Welcome to the Auditory Electrophysiology Lab at Purdue University!

  • lab member at work

Our current research focuses on two sets of experiments related to neural encoding of voice pitch and speech spectra at the level of the auditory brainstem (using the frequency following response) and auditory cortex (using the cortical pitch response). This research is funded by the National Institutes of Health:

Experience-dependent plasticity for pitch representation in the brainstem and auditory cortex

Our lab was the first to report that long-term language experience influences pre-attentive stages of pitch processing at both the brainstem and cortical levels by enhancing the representation of linguistically relevant dimensions of pitch. The long term objective of this research program is to advance our knowledge of how pitch mechanisms in the auditory brainstem and at early sensory stages of processing in the auditory cortex reorganize with experience, and to determine their role in the hierarchical processing of the temporal structure of sound. We are also interested in evaluating the nature of interplay between early sensory level processes and later cognitive level of processing, specifically, if later cognitive level processing modulates early sensory level processing.

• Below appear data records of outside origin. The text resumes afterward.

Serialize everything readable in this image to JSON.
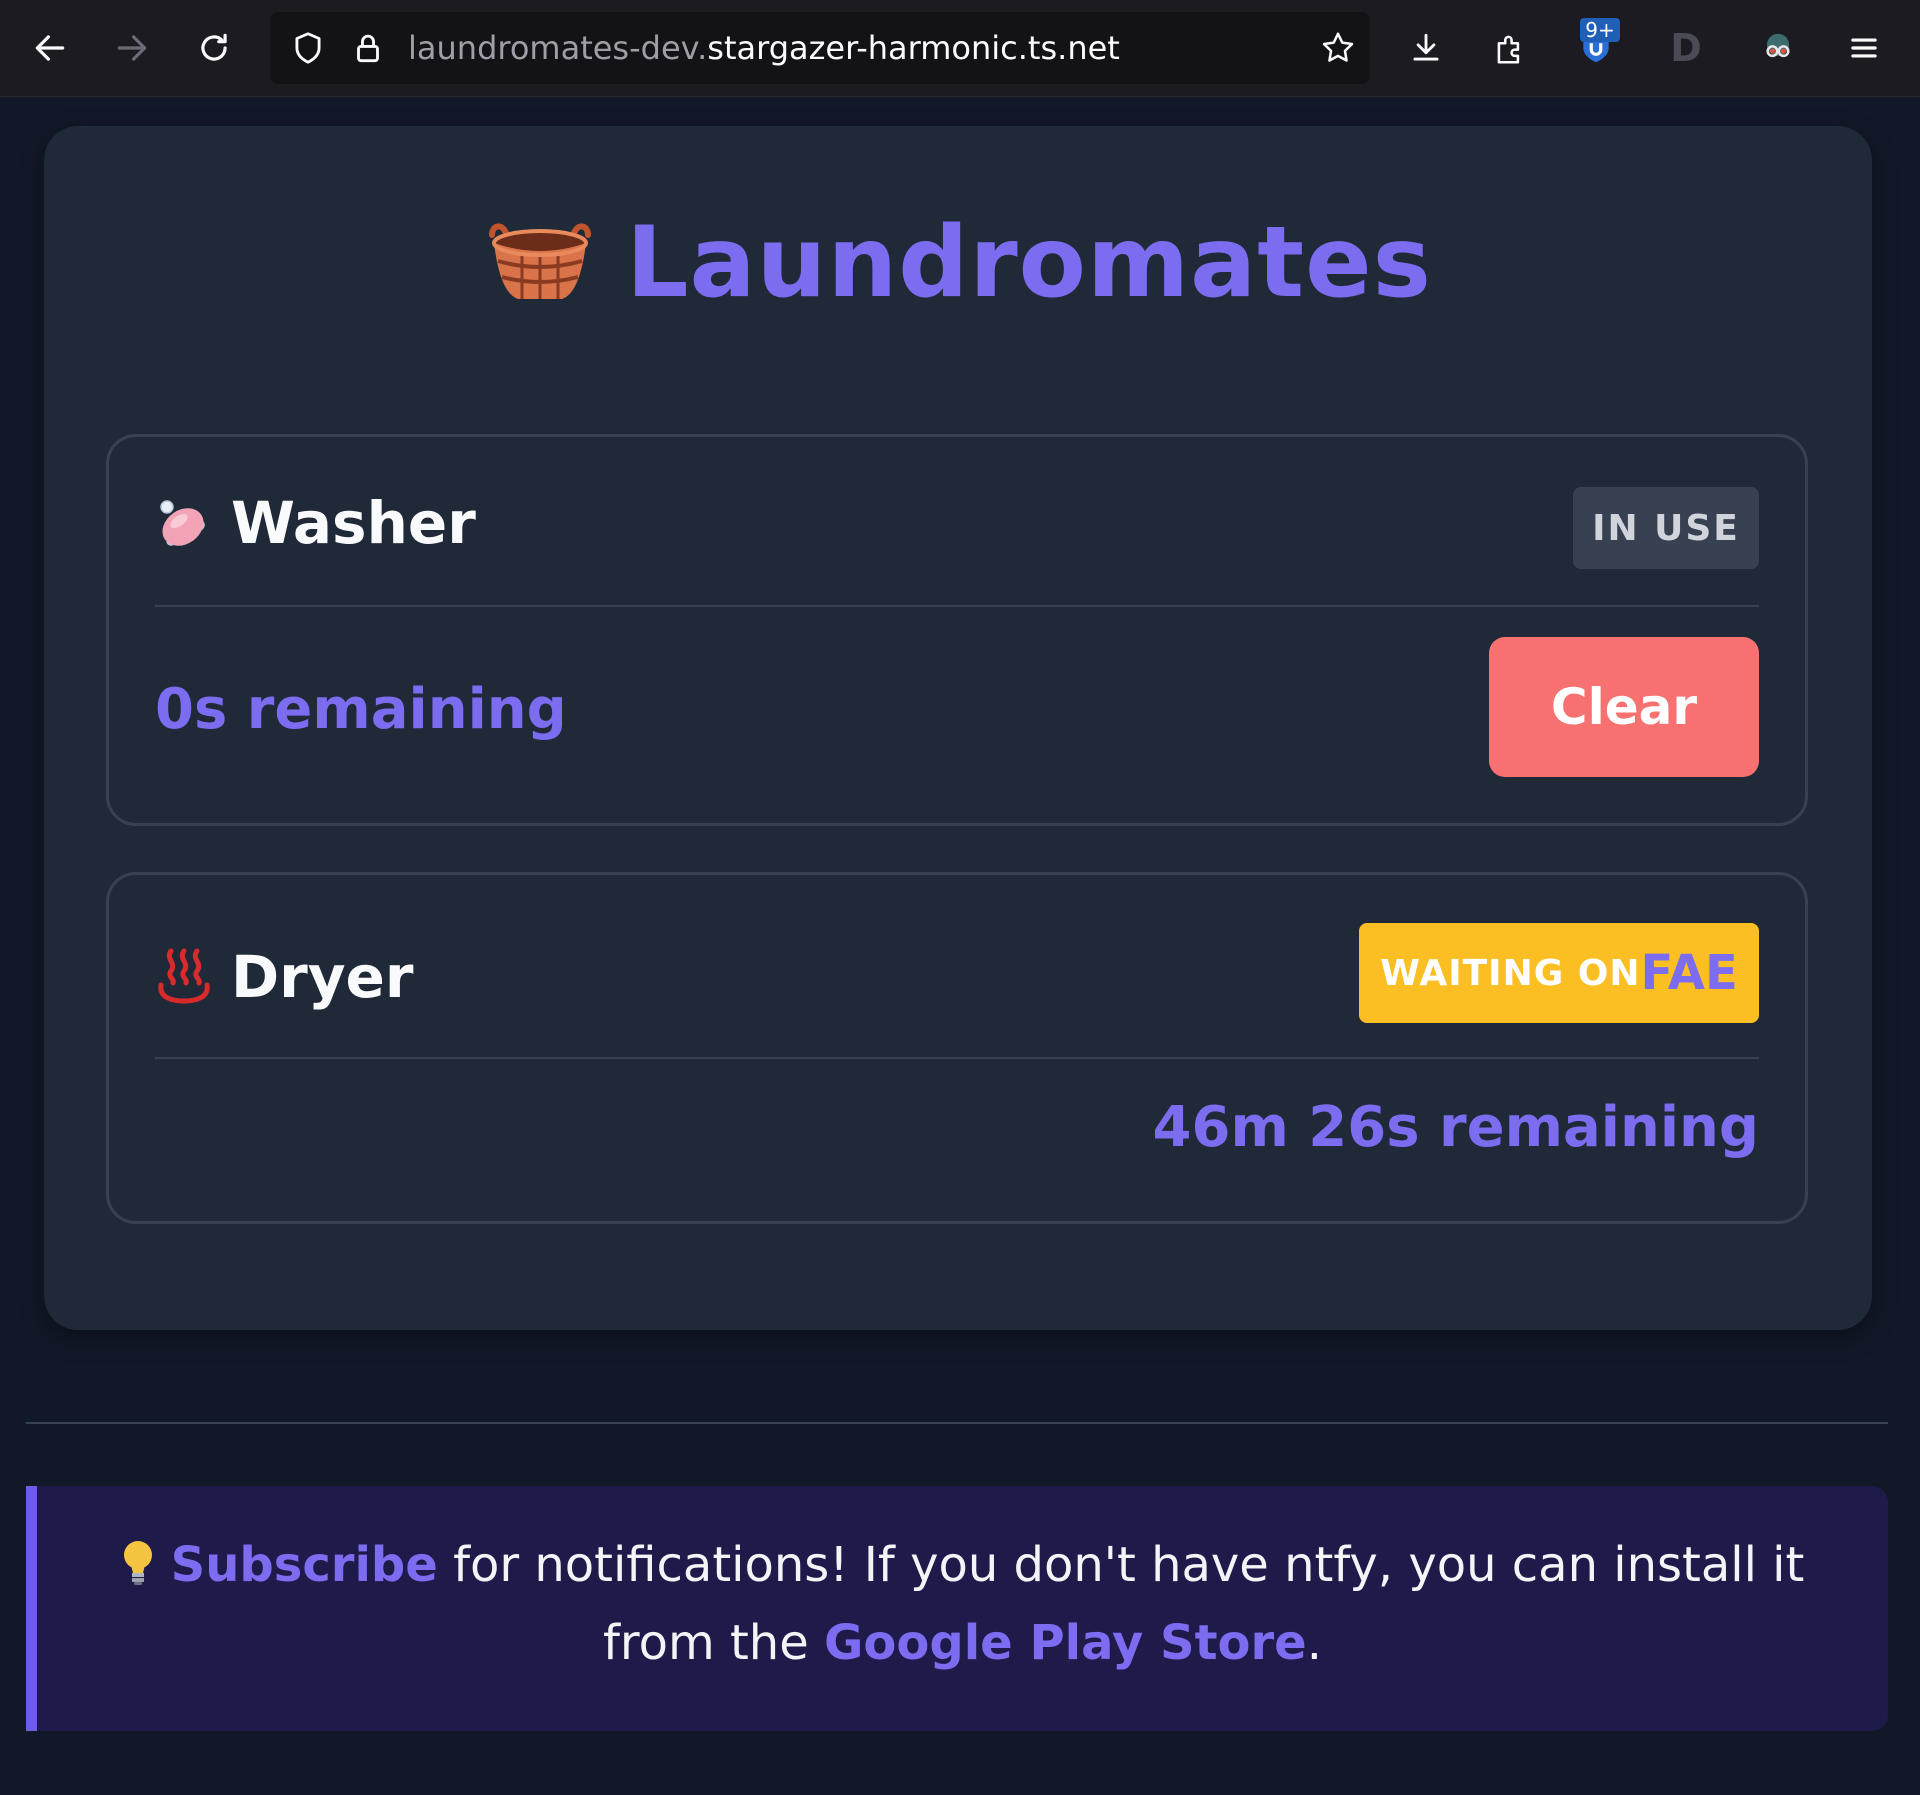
{
  "browser": {
    "url_subdomain": "laundromates-dev.",
    "url_domain": "stargazer-harmonic.ts.net",
    "extension_badge": "9+",
    "extension_letter": "D"
  },
  "app": {
    "title": "Laundromates",
    "title_icon": "laundry-basket-icon"
  },
  "machines": [
    {
      "name": "Washer",
      "icon": "soap-icon",
      "status": "IN USE",
      "remaining": "0s remaining",
      "action_label": "Clear"
    },
    {
      "name": "Dryer",
      "icon": "hot-springs-icon",
      "status_label": "WAITING ON",
      "status_user": "FAE",
      "remaining": "46m 26s remaining"
    }
  ],
  "notice": {
    "icon": "lightbulb-icon",
    "subscribe_link": "Subscribe",
    "text_1": " for notifications! If you don't have ntfy, you can install it from the ",
    "store_link": "Google Play Store",
    "text_2": "."
  },
  "colors": {
    "accent": "#7b6cf0",
    "clear_button": "#f87171",
    "waiting_badge": "#fbbf24",
    "inuse_badge": "#374151",
    "background": "#111827",
    "card": "#1f2937"
  }
}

Neural encoding of speech in normal and impaired ears

The long-term research objective of these experiments is to evaluate the nature of neural representation of speech-like sounds in normal-hearing and hearing-impaired individuals in an effort to determine the perceptual consequences of degraded neural representation resulting from cochlear impairment and adverse listening conditions. Knowledge about the characteristics of neural representation of speech in normal and hearing-impaired individuals may shed light on the acoustic features of speech sounds that are important in their identification and the nature of the degradation in representation of these features. Evaluation of several strategies to enhance acoustic features may provide us information about signal processing strategies that will optimally recover degraded representation that may be implemented in hearing prosthetic devices.